The company has begun to see a recovery in its Asia/Pacific region. In China, occupancy as of May 4 was approximately 40 percent, up from about 9 percent in early February, and nearly all of the approximately 150 hotels that had suspended operations have reopened. As of early May, with travel demand at record lows, Hilton had suspended operations at about 950 hotels, representing 16 percent of its global footprint.
Hilton opened 8,800 rooms during the quarter, for a net addition of 6,100 rooms. As of March 31, it has 977,939 rooms in its portfolio. It also approved 29,500 new rooms for development, growing its pipeline to 405,000, a 9 percent increase compared with March 31, 2019. Of those in the pipeline, 213,000 rooms were under construction. The company also signed the largest multi-brand deal in Hilton's history with Resorts World Las Vegas for a 3,500-room resort uniting Hilton Hotels & Resorts, LXR Hotels and Resorts and Conrad Hotels and Resorts.
To conserve cash, the company reduced executive salaries, furloughed two-thirds of its corporate workforce, eliminated other nonessential expenses and suspended share buybacks and dividends. It also drew down on the remaining amount under its credit facility and executed a bond offering, Nassetta said. Further, in April, the company pre-sold Hilton Honors points to American Express for $1 billion in cash. These measures resulted in a cash position of $3.8 billion as of March 31, "which is more than adequate liquidity to get us through the crisis."

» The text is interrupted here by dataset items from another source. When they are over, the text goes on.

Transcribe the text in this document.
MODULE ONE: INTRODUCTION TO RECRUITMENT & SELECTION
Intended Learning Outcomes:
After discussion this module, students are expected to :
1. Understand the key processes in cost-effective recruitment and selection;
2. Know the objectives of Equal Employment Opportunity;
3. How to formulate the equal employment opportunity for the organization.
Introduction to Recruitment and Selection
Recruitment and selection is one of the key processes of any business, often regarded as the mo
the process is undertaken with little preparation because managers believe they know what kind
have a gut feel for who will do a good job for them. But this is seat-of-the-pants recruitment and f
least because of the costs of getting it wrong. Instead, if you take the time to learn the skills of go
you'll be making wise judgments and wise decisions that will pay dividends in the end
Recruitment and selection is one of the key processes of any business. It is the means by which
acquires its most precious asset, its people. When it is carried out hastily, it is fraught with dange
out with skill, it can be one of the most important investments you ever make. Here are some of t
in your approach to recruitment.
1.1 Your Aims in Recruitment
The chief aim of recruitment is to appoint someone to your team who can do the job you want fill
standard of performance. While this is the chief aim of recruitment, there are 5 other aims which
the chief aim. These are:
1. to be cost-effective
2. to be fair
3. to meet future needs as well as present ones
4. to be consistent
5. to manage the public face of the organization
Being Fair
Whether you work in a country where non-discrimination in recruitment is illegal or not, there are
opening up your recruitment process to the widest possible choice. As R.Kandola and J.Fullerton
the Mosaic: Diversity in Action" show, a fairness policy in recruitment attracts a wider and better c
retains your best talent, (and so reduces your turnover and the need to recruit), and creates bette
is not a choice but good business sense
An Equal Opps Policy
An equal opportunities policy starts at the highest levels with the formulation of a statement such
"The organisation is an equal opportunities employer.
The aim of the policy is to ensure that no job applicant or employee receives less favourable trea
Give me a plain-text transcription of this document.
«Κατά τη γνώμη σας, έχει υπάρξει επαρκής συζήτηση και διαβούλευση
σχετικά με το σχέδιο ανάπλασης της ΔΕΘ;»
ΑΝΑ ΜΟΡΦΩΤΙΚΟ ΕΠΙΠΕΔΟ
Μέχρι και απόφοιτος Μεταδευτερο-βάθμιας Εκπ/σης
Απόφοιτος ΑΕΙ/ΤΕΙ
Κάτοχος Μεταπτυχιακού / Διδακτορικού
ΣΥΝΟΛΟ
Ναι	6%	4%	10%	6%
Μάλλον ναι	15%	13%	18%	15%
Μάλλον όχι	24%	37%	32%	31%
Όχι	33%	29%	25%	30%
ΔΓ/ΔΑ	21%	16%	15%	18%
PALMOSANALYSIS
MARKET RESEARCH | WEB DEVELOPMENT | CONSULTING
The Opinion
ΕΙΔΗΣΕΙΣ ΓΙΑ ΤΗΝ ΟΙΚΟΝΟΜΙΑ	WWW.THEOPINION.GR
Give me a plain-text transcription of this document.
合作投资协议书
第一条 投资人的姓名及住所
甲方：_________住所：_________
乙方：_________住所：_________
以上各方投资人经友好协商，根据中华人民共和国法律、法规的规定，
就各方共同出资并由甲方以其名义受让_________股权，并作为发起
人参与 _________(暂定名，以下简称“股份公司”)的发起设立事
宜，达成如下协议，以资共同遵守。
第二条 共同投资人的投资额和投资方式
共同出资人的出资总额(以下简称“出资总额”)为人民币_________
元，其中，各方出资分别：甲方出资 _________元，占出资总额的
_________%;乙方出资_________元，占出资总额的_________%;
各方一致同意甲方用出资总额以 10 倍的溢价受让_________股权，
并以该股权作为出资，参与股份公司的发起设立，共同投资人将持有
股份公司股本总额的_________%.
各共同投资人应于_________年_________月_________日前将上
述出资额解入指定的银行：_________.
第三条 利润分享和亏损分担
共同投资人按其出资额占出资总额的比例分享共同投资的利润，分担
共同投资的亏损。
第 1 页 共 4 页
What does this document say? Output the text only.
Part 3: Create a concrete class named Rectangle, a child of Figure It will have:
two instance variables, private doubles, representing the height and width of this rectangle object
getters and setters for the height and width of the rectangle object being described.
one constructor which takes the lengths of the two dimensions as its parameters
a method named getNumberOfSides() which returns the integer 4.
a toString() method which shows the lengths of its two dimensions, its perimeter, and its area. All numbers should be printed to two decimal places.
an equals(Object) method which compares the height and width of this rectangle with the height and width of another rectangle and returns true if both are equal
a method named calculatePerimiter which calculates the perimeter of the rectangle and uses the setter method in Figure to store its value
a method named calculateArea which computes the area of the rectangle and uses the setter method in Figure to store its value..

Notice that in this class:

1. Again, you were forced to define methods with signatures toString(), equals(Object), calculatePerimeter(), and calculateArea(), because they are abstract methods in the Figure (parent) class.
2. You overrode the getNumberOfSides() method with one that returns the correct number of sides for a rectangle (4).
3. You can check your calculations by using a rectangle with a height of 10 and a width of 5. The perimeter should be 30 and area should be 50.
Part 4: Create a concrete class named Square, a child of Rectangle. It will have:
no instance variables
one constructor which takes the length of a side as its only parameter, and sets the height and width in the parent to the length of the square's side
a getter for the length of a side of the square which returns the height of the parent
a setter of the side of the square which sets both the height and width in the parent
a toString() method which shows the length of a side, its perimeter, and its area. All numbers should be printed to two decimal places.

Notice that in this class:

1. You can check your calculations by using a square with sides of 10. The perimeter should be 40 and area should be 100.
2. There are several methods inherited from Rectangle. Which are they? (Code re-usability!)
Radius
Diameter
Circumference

When asked about group business, Nassetta responded that he thinks transient leisure travel will return first, then business travel, followed by group. "It's always the last to recover, for no other reason than it's a longer lead business," he said. "The economic impact will be greater than what we've seen, and people have to get comfortable congregating again. I think it will happen, when you get two to three years out, it will look more like it did 90 days ago than it does now."
Still, Nassetta also noted that it could take "several years" to return to the demand levels experienced in 2019. "Quarter two will not be pretty, but hopefully quarter three and quarter four we'll be on the road to recovery," he said.